Staying Home and Staying Healthy
- Mental Health. Healthcare systems can provide helpful information and resources to their communities online to help them manage any increases in levels of stress and anxiety that many currently feel as a result of the pandemic and associated shifts in daily life, like social distancing and limited mobility. In doing so, health systems are further fostering trust and establishing themselves as a reliable resource for their local community during an unprecedented time.
- Recipes and Isolation Activities. Supporting the health and well-being of the community doesn’t have to stop at mental and physical medicine, healthcare systems can also foster trust and support their communities during the COVID-19 pandemic by sharing healthy, easy to make recipes and activities for kids and the whole family to do at home on social media.

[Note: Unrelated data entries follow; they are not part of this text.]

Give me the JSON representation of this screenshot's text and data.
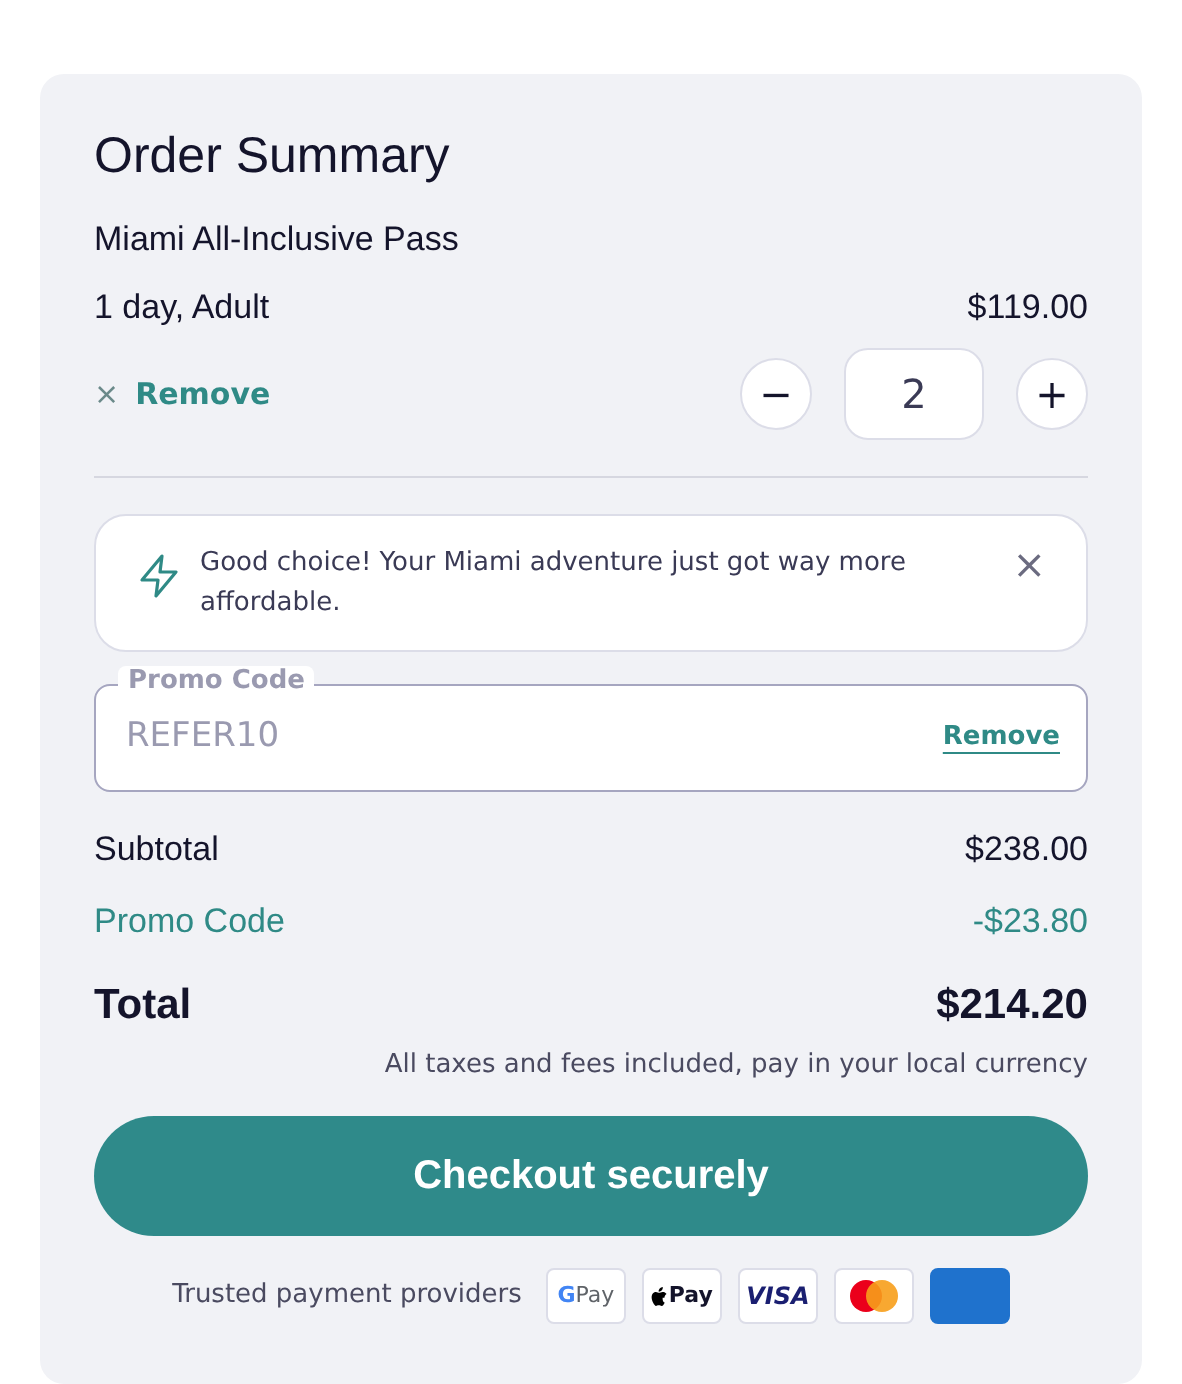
{
  "title": "Order Summary",
  "product": {
    "name": "Miami All-Inclusive Pass",
    "variant": "1 day, Adult",
    "price": "$119.00"
  },
  "remove": {
    "icon": "×",
    "label": "Remove"
  },
  "quantity": {
    "decrement": "−",
    "value": "2",
    "increment": "+"
  },
  "notice": {
    "text": "Good choice! Your Miami adventure just got way more affordable.",
    "close": "×"
  },
  "promo": {
    "label": "Promo Code",
    "value": "REFER10",
    "disabled": true,
    "action": "Remove"
  },
  "totals": [
    {
      "kind": "plain",
      "label": "Subtotal",
      "value": "$238.00"
    },
    {
      "kind": "discount",
      "label": "Promo Code",
      "value": "-$23.80"
    },
    {
      "kind": "total",
      "label": "Total",
      "value": "$214.20"
    }
  ],
  "tax_note": "All taxes and fees included, pay in your local currency",
  "checkout_button": "Checkout securely",
  "payments": {
    "label": "Trusted payment providers",
    "methods": [
      {
        "kind": "gpay",
        "mark": "G",
        "text": "Pay"
      },
      {
        "kind": "applepay",
        "text": "Pay"
      },
      {
        "kind": "visa",
        "text": "VISA"
      },
      {
        "kind": "mastercard"
      },
      {
        "kind": "amex"
      }
    ]
  }
}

Planning for the Return to “Normal” in the Future
Many aspects of our everyday lives are going to be changed by COVID-19, and the way patient communities engage with their healthcare providers and healthcare systems as a whole are no exception, and while we don’t know exactly what the new “normal” will look like, we do know that it is important to start preparing what you can now, so you’re ready to go when elective procedures and patient visits resume. R2i recommends considering the following:
- Postponed Procedures. Gain a clear understanding of which service-lines had to postpone procedures, at what volume, and what that will mean from a communications perspective in terms of updating existing patients when activity can resume, and the approach for acquiring new patients once any backlog is cleared. But, keep in mind that just because your healthcare system is ready to return to non-COVID-19 procedures, doesn’t necessarily mean you’re patients are going to be ready or willing to, so clearly defining protocols for information and the tone in which it’s communicated is a must.
- Priority Service-lines. Ask yourselves which of your service-lines are likely to see an increase in activity post-COVID-19 based on available system data and as well as widespread shifts in behaviors -
Will people need increased mental healthcare to manage any remaining stress and anxiety from the pandemic and social isolation measures?
Will there a be a quarantine related baby boom in the 9-12 months following the local shut down orders?
Will patients have discovered they actually prefer Telehealth to visits to their primary care doctor?
While we don’t have clear answers yet, we can use logic to begin understanding the lingering impacts COVID-19 will have on patient demand across service-lines.
Though the future is uncertain and protocols surrounding COVID-19 are changing almost daily, healthcare systems are uniquely positioned to support their communities during this time, from a pandemic and general wellness standpoint, making a shifts in digital strategy and channel activation a must.